In der Schweiz leiden schätzungsweise 550 000 Menschen unter lästigen Ohrgeräuschen. Jetzt beweist eine wissenschaftliche Studie: Dank Musiktherapie können viele Patienten auf den Tinnitus pfeifen.

Es hämmert, pocht, rauscht, pfeift und summt - und das in den Gehörgängen von rund einer halben Million Schweizern: Wer unter chronischem Tinnitus leidet, muss mit einem ständigen Ohrgeräusch leben. Die Folgen: Schlaf- und Konzentrationsstörungen - selbst Depressionen kann der anhaltende Krach im Ohr auslösen.

Die Hilfsangebote für Patienten sind vielseitig: Sie reichen von Bewegungs-, Tanz- und Gestaltungstherapie über Psychotherapie bis hin zur Hörtherapie.

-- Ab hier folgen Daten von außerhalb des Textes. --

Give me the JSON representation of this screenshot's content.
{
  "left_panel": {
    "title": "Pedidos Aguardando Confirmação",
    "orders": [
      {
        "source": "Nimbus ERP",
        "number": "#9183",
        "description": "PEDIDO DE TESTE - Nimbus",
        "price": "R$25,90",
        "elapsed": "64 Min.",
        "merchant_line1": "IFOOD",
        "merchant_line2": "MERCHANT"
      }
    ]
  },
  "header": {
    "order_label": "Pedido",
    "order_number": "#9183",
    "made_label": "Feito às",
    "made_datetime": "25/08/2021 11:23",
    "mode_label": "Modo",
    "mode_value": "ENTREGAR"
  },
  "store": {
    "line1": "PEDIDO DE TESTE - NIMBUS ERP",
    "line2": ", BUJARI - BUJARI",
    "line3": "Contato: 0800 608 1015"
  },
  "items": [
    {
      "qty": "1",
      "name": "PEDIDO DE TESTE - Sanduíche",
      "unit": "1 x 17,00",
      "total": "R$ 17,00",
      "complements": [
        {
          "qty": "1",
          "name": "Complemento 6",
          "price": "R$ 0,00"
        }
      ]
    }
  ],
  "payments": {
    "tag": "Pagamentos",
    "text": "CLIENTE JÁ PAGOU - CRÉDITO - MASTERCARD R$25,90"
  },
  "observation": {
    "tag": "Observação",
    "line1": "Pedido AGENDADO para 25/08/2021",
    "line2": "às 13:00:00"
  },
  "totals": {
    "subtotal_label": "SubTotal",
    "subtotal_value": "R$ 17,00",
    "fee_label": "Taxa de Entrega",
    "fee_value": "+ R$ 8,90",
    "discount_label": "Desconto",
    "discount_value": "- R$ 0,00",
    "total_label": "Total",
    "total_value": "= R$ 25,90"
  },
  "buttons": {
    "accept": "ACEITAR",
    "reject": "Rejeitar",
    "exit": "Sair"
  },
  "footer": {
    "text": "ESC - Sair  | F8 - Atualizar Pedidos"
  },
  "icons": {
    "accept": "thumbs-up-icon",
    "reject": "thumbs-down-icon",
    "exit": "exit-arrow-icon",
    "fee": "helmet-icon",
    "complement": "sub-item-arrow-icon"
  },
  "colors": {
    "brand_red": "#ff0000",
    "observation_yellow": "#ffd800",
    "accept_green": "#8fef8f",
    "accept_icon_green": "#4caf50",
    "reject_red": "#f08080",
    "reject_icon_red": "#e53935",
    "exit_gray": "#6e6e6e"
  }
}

Dass sich letztere als besonders vielversprechende Behandlung erweist, zeigen die Ergebnisse einer Studie am Deutschen Zentrum für Musiktherapieforschung in Heidelberg. Insgesamt wurden zwei Gruppen von insgesamt 132 Probanden mit passiven und aktiven Therapieeinheiten behandelt: Der aktive, neu entwickelte Teil bestand aus Stimmübungen mit einem Musiktherapeuten. Die passiven Einheiten zielten auf Stressbewältigung, Rückbildung psychischer Begleiterscheinungen sowie Verbesserung der Aufmerksamkeits- und Hörleistung ab.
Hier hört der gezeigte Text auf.